Use of biological mesh versus standard wound care in infected incisional ventral hernias, the SIMBIOSE study: a study protocol for a randomized multicenter controlled trial
1 Department of Digestive and Oncological Surgery, University Hospital of Lille, Place de Verdun, Lille Cedex, 59037, France
2 University Lille Nord de France, Place de Verdun, Lille Cedex, 59045, France
3 Inserm UMR 837, Team 5 Mucins, Epithelial Differentiation and Carcinogenesis, JPARC, Rue Polonovski, Lille Cedex, 59045, France
4 Hospital Pharmacy, University Hospital of Lille, Place de Verdun, Lille Cedex, 59037, France
5 Department of Biostatistics and Public Health, University Hospital of Lille, Place de Verdun, Lille Cedex, 59037, France
6 Department of Digestive and Oncological Surgery, University Hospital Claude Huriez, Regional University Hospital Center, Place de Verdun, Lille Cedex, 59037, France
Trials 2013, 14:131 doi:10.1186/1745-6215-14-131Published: 7 May 2013
In infected incisional ventral hernias (IVHs), the use of a synthetic non-absorbable mesh is not recommended and biological meshes hold promise. However, the level of evidence for their safety and efficacy remains low.

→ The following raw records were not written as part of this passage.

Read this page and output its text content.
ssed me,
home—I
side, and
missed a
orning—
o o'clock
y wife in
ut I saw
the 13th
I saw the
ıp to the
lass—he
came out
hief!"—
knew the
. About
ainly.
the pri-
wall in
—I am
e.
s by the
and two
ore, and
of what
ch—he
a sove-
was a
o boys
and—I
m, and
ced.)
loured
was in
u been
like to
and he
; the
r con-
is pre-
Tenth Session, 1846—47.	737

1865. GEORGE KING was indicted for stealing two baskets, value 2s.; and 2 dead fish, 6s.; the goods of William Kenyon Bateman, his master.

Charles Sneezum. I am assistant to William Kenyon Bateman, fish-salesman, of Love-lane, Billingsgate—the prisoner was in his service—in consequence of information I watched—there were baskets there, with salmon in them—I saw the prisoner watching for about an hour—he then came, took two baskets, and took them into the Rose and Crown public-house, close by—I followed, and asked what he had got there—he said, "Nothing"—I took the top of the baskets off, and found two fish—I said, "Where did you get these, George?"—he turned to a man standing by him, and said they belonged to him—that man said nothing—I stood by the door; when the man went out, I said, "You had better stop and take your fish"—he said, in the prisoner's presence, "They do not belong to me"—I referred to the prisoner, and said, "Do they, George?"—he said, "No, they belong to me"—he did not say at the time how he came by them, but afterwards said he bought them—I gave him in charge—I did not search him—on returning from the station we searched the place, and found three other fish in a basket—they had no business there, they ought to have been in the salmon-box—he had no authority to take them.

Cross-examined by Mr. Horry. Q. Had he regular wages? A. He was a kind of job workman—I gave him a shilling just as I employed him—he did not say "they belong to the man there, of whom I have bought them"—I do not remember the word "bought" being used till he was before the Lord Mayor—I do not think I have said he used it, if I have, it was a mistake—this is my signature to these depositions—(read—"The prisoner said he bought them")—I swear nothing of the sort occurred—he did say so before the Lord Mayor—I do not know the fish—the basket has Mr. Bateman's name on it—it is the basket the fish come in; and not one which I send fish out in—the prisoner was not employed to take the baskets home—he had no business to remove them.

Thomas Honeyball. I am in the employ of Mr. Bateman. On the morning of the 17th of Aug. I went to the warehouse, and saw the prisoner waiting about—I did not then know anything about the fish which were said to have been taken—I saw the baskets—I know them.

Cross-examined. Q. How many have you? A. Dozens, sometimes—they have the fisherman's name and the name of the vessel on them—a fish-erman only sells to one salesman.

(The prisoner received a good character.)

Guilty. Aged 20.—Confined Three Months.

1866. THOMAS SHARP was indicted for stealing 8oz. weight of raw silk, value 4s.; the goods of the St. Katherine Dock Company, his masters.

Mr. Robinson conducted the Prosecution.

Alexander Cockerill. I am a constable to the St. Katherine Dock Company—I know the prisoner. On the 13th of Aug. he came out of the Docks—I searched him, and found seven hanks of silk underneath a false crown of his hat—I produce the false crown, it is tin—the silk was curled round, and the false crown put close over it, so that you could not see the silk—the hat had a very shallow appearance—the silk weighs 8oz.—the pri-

The SIMBIOSE trial is a multicenter, phase III, randomized, controlled trial comparing the use of a biological mesh versus traditional wound care in patients with an IVH. The primary end point is 6-month infectious and/or wound morbidity. Secondary end points are wound infection and recurrent hernia rates, post-operative pain, quality of life, time to heal, reoperation need, impact of the cross-linked mesh structure, and a medico-economic evaluation. One hundred patients need to be included.
The main results expected with biological mesh use are a significant decrease of post-operative morbidity, hernia recurrence, time to heal, and costs with an improved quality of life.
For the first time, the impact of biological meshes in the treatment of IVHs will be evaluated in an academic, randomized, phase III trial to provide scientific evidence ( NCT01594450).